The Crooked Path, 1991, is a key work by Jeff Wall, one of the pioneers of the movement establishing photography as a contemporary art form. A defining photograph for the artist, The Crooked Path, has been included in virtually all of his major exhibitions. Created in Vancouver in the winter of 1991, The Crooked Path is positioned in Wall's output between A ventriloquist at a Birthday Party in October 1947, 1990, where the speaking doll performs as proxy for the human, and Dead Troops, 1992, where the vacant souls of the deceased rise up and engage in lively conversation. In The Crooked Path the protagonist is the absent wanderer, as evidenced by the physical echo of the footsteps of all those distant people who have passed this way before. Where many of Wall's pictures feature the act of speaking as a trope to illustrate the inherent silence and objecthood of a photograph, here the empty path of this hyper-real scene is the resounding echo: a linear trace of absent life. The scene we are witness to is the aftermath of an event we must craft in our mind. Wall is often described as a flâneur, or idle stroller, and in his contemporary revision of the wasteland, The Crooked Path is notable for the stillness it portrays.

Wall captures this overlooked landscape with all the intricacy and precision of classical painting. Paying homage to the compositional vocabulary of Poussin, Wall places the action outside of the scene in order to illustrate narrative drama taken from real life, bringing to light the equivocality inherent in all that we see. In its presentation in a photographic light-box furthers this quality of the represented image, the path leading into its interior, glowing hearth. Often used for advertising purposes, by mounting the gloss colour transparencies in a backlit aluminum edged box that lends the work a hyper-real glow, Wall heightens the concept of the power of the picture to create illusion.

Stretching into the distance, the linear perceptive and indefinite vanishing point employs a purposefully high horizon line which reaches to the very top of the composition. Adapting a Cézanne-like line of perspective, Wall situates the viewer along the path, inviting us to following this furrowed trail. As the winding path ambles into the distance, it leads the eye through overgrown foliage and bare brush, in which trees become telephone lines, giving way to urban buildings demarking the landscape. Where Cézanne's painting tends to soften the rougher edges of the contemporary moment in accord with the more idealistic aesthetics of the time, Wall's picture is rooted in the roughness or even incompleteness of the scene, capturing the abandonment of space once 'inhabited'. Punctuated by candy coloured chromatic boxes in the distance, the artist reminds us of the presence of humanity.

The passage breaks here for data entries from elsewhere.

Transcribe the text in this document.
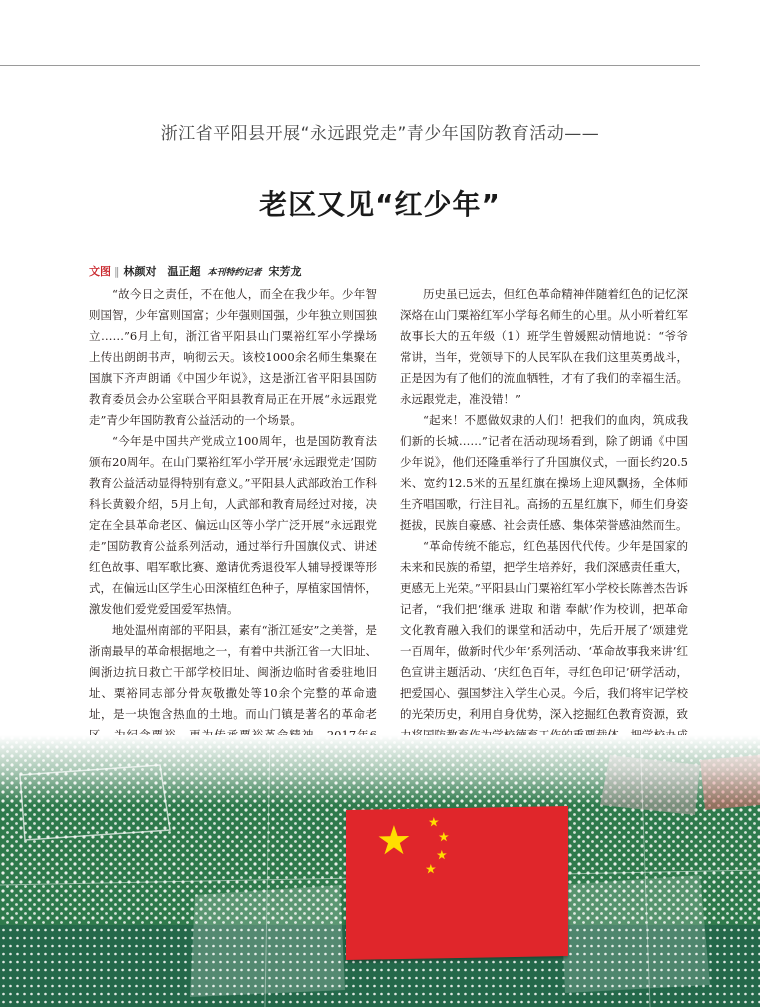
浙江省平阳县开展“永远跟党走”青少年国防教育活动——
老区又见“红少年”
文图 ‖ 林颜对　温正超 本刊特约记者 宋芳龙

“故今日之责任，不在他人，而全在我少年。少年智则国智，少年富则国富；少年强则国强，少年独立则国独立……”6月上旬，浙江省平阳县山门粟裕红军小学操场上传出朗朗书声，响彻云天。该校1000余名师生集聚在国旗下齐声朗诵《中国少年说》，这是浙江省平阳县国防教育委员会办公室联合平阳县教育局正在开展“永远跟党走”青少年国防教育公益活动的一个场景。

“今年是中国共产党成立100周年，也是国防教育法颁布20周年。在山门粟裕红军小学开展‘永远跟党走’国防教育公益活动显得特别有意义。”平阳县人武部政治工作科科长黄毅介绍，5月上旬，人武部和教育局经过对接，决定在全县革命老区、偏远山区等小学广泛开展“永远跟党走”国防教育公益系列活动，通过举行升国旗仪式、讲述红色故事、唱军歌比赛、邀请优秀退役军人辅导授课等形式，在偏远山区学生心田深植红色种子，厚植家国情怀，激发他们爱党爱国爱军热情。

地处温州南部的平阳县，素有“浙江延安”之美誉，是浙南最早的革命根据地之一，有着中共浙江省一大旧址、闽浙边抗日救亡干部学校旧址、闽浙边临时省委驻地旧址、粟裕同志部分骨灰敬撒处等10余个完整的革命遗址，是一块饱含热血的土地。而山门镇是著名的革命老

历史虽已远去，但红色革命精神伴随着红色的记忆深深烙在山门粟裕红军小学每名师生的心里。从小听着红军故事长大的五年级（1）班学生曾媛熙动情地说：“爷爷常讲，当年，党领导下的人民军队在我们这里英勇战斗，正是因为有了他们的流血牺牲，才有了我们的幸福生活。永远跟党走，准没错！”

“起来！不愿做奴隶的人们！把我们的血肉，筑成我们新的长城……”记者在活动现场看到，除了朗诵《中国少年说》，他们还隆重举行了升国旗仪式，一面长约20.5米、宽约12.5米的五星红旗在操场上迎风飘扬，全体师生齐唱国歌，行注目礼。高扬的五星红旗下，师生们身姿挺拔，民族自豪感、社会责任感、集体荣誉感油然而生。

“革命传统不能忘，红色基因代代传。少年是国家的未来和民族的希望，把学生培养好，我们深感责任重大，更感无上光荣。”平阳县山门粟裕红军小学校长陈善杰告诉记者，“我们把‘继承 进取 和谐 奉献’作为校训，把革命文化教育融入我们的课堂和活动中，先后开展了‘颂建党一百周年，做新时代少年’系列活动、‘革命故事我来讲’红色宣讲主题活动、‘庆红色百年，寻红色印记’研学活动，把爱国心、强国梦注入学生心灵。今后，我们将牢记学校的光荣历史，利用自身优势，深入挖掘红色教育资源，致

★ ★
★
★
★
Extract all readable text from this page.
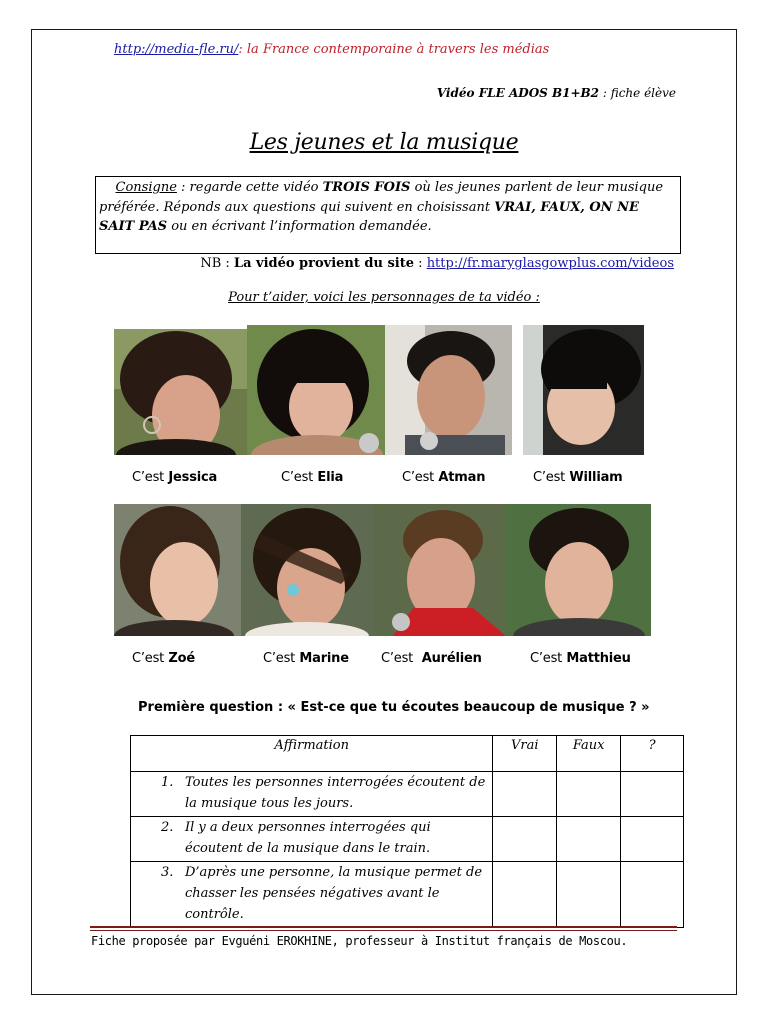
http://media-fle.ru/: la France contemporaine à travers les médias
Vidéo FLE ADOS B1+B2 : fiche élève
Les jeunes et la musique
Consigne : regarde cette vidéo TROIS FOIS où les jeunes parlent de leur musique préférée. Réponds aux questions qui suivent en choisissant VRAI, FAUX, ON NE SAIT PAS ou en écrivant l’information demandée.
NB : La vidéo provient du site : http://fr.maryglasgowplus.com/videos
Pour t’aider, voici les personnages de ta vidéo :
C’est Jessica	C’est Elia	C’est Atman	C’est William
C’est Zoé	C’est Marine C’est Aurélien	C’est Matthieu
Première question : « Est-ce que tu écoutes beaucoup de musique ? »
Affirmation	Vrai	Faux	?

1. Toutes les personnes interrogées écoutent de la musique tous les jours.			

2. Il y a deux personnes interrogées qui écoutent de la musique dans le train.			

3. D’après une personne, la musique permet de chasser les pensées négatives avant le contrôle.			

Fiche proposée par Evguéni EROKHINE, professeur à Institut français de Moscou.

As the eye journeys up the composition, the beauty becomes dark and intriguing; the subject matter, the scale and the composition all combining to produce an unnerving sense of perspective, upsetting a balance that Wall sees as having dominated art for far too long, 'my landscape work has also been a way to reflect on internal structural problems in other types of pictures. In doing that, it's been possible to rethink, for myself, some rather obvious and conventional things about the genre of landscape as a genre' (J. Wall, 'About Making Landscapes', Jeff Wall, London, 1996, p. 246). Refreshing this pictorial tradition for the contemporary audience through his meticulous photographic practice, in The Crooked Path Wall shines a light on the overlooked aspects of the urban environment.

The title The Crooked Path is significant to the artist, as evidence by his choice to use its name for his exhibition at Bozar, Brussels, where Wall selected 25 works to display alongside historical and other contemporary artists. An allegory for the artist's creative process, Wall surmises, 'it's a metaphor for the uncertainty of development, the surprises that come along the way in art you can make use of all the little parts of that crooked path. In life, things can be more complicated (J. Wall, quoted in B. Grauman, 'Jeff Wall's Crooked Path', The Wall Street Journal, 27 May 2011, p. 13).